In the late 1990s, California surprised Nevada by detecting perchlorate in the Colorado River.

The source of the river's perchlorate was found to be Lake Mead, which was being polluted by flows from the Henderson-area industrial complex that for decades produced the toxic rocket fuel ingredient. Perchlorate manufactured at Kerr-McGee Chemical Corp. and the former Pacific Engineering & Production Company of Nevada continues to reach groundwater.

Because of the presence of military bases around the country and their use of perchlorate, at least 22 states have varying levels of perchlorate pollution.

"It will be a problem for many, many water operators, not just Southern Nevada," Papelis said about the possibility the upcoming EPA standard will force greater drinking water cleanup measures.

Lake Mead's perchlorate problem has received so much attention because it is a source of drinking water for millions in the Western United States and an irrigation source for farmers in California's Imperial Valley, who grow the bulk of the nation's winter lettuce crop.

Papelis, a scuba diver and instructor at Lake Mead, also has his attention on selenium levels in the Las Vegas Wash's nature preserve.

Selenium is being monitored at pools in the Las Vegas Wash's new nature preserve to see whether they are reaching levels that would threaten the health of birds and other wildlife attracted to the area.

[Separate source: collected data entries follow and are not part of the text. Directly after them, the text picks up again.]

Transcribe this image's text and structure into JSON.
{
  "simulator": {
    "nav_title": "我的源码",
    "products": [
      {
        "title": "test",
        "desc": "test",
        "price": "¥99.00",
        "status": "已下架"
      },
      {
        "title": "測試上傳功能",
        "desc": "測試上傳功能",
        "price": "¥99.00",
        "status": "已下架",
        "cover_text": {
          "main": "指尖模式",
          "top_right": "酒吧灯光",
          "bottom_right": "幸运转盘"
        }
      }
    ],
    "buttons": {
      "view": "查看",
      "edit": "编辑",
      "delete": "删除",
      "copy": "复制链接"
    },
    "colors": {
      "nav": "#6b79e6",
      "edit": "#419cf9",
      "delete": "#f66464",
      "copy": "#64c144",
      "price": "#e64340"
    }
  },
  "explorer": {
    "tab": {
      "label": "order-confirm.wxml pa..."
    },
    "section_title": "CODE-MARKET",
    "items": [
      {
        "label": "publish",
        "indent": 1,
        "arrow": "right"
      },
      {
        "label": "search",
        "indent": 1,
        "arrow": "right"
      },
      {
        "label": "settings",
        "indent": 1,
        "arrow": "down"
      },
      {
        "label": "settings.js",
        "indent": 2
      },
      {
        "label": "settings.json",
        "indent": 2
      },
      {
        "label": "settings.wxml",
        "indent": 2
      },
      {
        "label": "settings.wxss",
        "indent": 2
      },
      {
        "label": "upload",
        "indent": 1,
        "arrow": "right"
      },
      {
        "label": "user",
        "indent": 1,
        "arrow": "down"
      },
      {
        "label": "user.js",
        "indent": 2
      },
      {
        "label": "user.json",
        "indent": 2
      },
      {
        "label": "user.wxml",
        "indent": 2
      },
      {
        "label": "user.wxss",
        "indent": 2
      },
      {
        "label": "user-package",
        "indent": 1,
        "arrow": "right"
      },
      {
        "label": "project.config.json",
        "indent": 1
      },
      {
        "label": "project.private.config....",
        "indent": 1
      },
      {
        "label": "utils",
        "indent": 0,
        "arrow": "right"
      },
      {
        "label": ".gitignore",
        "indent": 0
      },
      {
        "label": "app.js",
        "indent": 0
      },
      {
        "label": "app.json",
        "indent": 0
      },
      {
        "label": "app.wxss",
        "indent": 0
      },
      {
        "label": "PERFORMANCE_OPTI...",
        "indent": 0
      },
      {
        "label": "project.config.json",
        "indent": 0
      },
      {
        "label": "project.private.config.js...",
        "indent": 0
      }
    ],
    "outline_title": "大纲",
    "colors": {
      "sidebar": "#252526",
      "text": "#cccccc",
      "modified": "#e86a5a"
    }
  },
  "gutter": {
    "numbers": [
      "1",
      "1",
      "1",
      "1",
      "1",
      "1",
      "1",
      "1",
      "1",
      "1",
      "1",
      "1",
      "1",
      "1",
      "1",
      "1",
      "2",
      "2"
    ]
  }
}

In small concentrations, selenium is essential for normal functioning of the immune system and thyroid gland, but it can quickly reach toxic levels.

Water that used to flow into the wash is now sitting in pools and picking up more selenium from the desert soil, which has high concentrations of the element in the West.

"We're going to see if there's something we need to worry about," Papelis said. "We're trying to look ahead, as opposed to trying to react in an emergency."

In addition to his work at a research institute largely funded by grants and contracts awarded to its scientists, Papelis teaches a basic chemistry class at Nevada State College at Henderson, heads the Water Resources Management master's program at the University of Nevada, Las Vegas and is involved in the hydrological sciences graduate program at the University of Nevada, Reno.

He was born in Athens, Greece, received his doctorate in civil engineering from Stanford, speaks seven languages and drinks Las Vegas tap water when at home and bottled water when at work.